Missing date columnsUsage table lacks a start date/time fieldConfirm that your Databricks usage table exposes a column like usageStartDate; at least one date column is required.

FAQ

  • What permissions are needed in Databricks?
    Assign read‑only access on the usage tables to the service principal. Depending on your Databricks deployment, this may correspond to a built‑in billing reader role or a custom policy with SELECT privileges.

  • How often is data refreshed?
    Every four hours by default. You can manually trigger an update via Request Billing Update in the integration settings.

  • Can I delete the integration?
    Yes. Go to Admin → Integrations, find the Databricks integration and remove it. This stops ingestion and removes all Databricks data from Ternary.

    Important: Service Principal Scope

    The service principal must be created at the Databricks account level, not just within a single workspace. Ensure it has access to every workspace and SQL warehouse you intend to ingest. Workspace‑level service principals alone are insufficient.

    Warehouse Requirements

    • The SQL warehouse used for ingestion must support querying the system.billing.* tables.
    • Auto‑resume should be enabled so the warehouse starts when Ternary issues queries; ingestion will pause if the warehouse is stopped.
    • Use a warehouse size appropriate for your workload (Serverless or Pro).
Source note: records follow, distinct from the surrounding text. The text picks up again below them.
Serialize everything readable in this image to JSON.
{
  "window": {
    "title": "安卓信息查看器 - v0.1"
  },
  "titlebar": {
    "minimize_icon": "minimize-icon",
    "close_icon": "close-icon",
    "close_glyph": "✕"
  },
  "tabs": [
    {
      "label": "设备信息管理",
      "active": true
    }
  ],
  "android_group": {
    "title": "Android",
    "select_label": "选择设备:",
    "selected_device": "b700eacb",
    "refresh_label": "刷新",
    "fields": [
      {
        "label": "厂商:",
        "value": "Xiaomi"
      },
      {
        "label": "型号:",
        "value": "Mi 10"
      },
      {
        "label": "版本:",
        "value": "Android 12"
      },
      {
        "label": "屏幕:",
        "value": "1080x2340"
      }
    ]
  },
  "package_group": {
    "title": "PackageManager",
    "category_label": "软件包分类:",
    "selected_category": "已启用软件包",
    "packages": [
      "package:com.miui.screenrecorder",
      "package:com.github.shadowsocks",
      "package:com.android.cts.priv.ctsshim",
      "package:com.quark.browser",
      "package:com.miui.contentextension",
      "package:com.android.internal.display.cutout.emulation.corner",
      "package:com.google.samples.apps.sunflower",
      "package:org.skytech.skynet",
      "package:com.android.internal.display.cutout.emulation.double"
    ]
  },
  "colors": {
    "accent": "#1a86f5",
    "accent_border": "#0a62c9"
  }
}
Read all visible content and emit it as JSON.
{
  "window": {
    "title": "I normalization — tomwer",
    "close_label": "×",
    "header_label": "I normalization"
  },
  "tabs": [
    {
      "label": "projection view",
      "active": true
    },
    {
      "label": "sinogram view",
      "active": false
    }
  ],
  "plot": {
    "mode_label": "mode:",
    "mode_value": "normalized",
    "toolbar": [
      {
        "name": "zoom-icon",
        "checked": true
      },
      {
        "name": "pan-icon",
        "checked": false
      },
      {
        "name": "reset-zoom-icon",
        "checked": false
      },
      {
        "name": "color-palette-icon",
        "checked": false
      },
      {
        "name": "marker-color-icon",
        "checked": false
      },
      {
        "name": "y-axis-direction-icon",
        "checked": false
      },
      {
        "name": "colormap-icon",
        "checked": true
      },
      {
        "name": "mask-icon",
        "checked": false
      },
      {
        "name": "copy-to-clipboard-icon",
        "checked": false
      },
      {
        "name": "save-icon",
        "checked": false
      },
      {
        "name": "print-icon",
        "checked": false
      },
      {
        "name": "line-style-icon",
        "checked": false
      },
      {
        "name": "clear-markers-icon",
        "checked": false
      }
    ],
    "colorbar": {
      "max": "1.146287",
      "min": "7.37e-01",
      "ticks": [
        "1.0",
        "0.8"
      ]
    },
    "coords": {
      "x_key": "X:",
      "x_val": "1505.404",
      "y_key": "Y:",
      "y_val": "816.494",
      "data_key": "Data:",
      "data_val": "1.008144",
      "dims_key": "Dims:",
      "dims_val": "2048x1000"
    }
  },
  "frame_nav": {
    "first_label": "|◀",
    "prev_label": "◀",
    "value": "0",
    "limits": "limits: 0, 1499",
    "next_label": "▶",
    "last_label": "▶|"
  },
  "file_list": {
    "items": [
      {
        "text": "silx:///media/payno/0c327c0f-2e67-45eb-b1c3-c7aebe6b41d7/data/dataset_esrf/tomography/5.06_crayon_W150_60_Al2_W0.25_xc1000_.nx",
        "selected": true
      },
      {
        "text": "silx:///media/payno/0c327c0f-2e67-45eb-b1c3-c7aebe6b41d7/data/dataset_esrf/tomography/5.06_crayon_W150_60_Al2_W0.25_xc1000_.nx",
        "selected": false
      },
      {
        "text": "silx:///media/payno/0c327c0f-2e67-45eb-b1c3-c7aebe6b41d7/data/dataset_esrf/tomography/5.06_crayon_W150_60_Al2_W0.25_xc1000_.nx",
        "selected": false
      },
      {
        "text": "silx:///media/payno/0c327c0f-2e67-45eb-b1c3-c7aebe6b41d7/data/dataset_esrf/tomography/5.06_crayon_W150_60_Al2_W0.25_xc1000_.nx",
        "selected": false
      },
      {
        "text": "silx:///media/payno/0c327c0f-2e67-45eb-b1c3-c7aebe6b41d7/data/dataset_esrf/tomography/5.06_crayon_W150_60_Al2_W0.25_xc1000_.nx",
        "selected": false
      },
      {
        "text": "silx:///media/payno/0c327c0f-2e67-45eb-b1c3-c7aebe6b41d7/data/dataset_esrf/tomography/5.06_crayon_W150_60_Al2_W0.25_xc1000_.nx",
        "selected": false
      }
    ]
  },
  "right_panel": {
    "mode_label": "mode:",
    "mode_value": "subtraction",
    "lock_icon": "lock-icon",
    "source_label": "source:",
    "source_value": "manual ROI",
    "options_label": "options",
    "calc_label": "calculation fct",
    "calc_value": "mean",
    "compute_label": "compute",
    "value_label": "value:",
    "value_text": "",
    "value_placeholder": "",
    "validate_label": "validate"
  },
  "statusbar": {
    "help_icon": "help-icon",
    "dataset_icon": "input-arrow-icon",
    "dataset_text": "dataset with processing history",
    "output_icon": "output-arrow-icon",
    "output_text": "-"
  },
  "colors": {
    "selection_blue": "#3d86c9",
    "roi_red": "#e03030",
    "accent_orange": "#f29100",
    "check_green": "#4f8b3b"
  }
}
    Billing Table Availability

    Databricks system billing tables (e.g., system.billing.usage) are available only on supported plans and typically retain a limited history. Ternary can only ingest data that exists in these tables at the time of ingestion; historical backfill beyond Databricks' retention period is not possible.

    OAuth Federation

    If your organization uses OAuth federation, follow Databricks documentation to create a federation policy binding the service principal to the appropriate scopes. OAuth federation is required for this integration; personal access tokens are not currently supported.

    After Submission

    After clicking Submit, initial ingestion may take several hours. You can monitor the ingestion status in the Ternary Admin → Integrations → Databricks screen. Data will begin appearing in the Reporting Engine once the first ingestion completes successfully. You can trigger an immediate update by clicking Request Billing Update in the integration settings.

    Deleting the Integration

    Deleting the Databricks integration removes the stored credentials and stops further ingestion. Historical data will be removed from all Ternary feature pages including reports, dashboards, budgets and forecasts.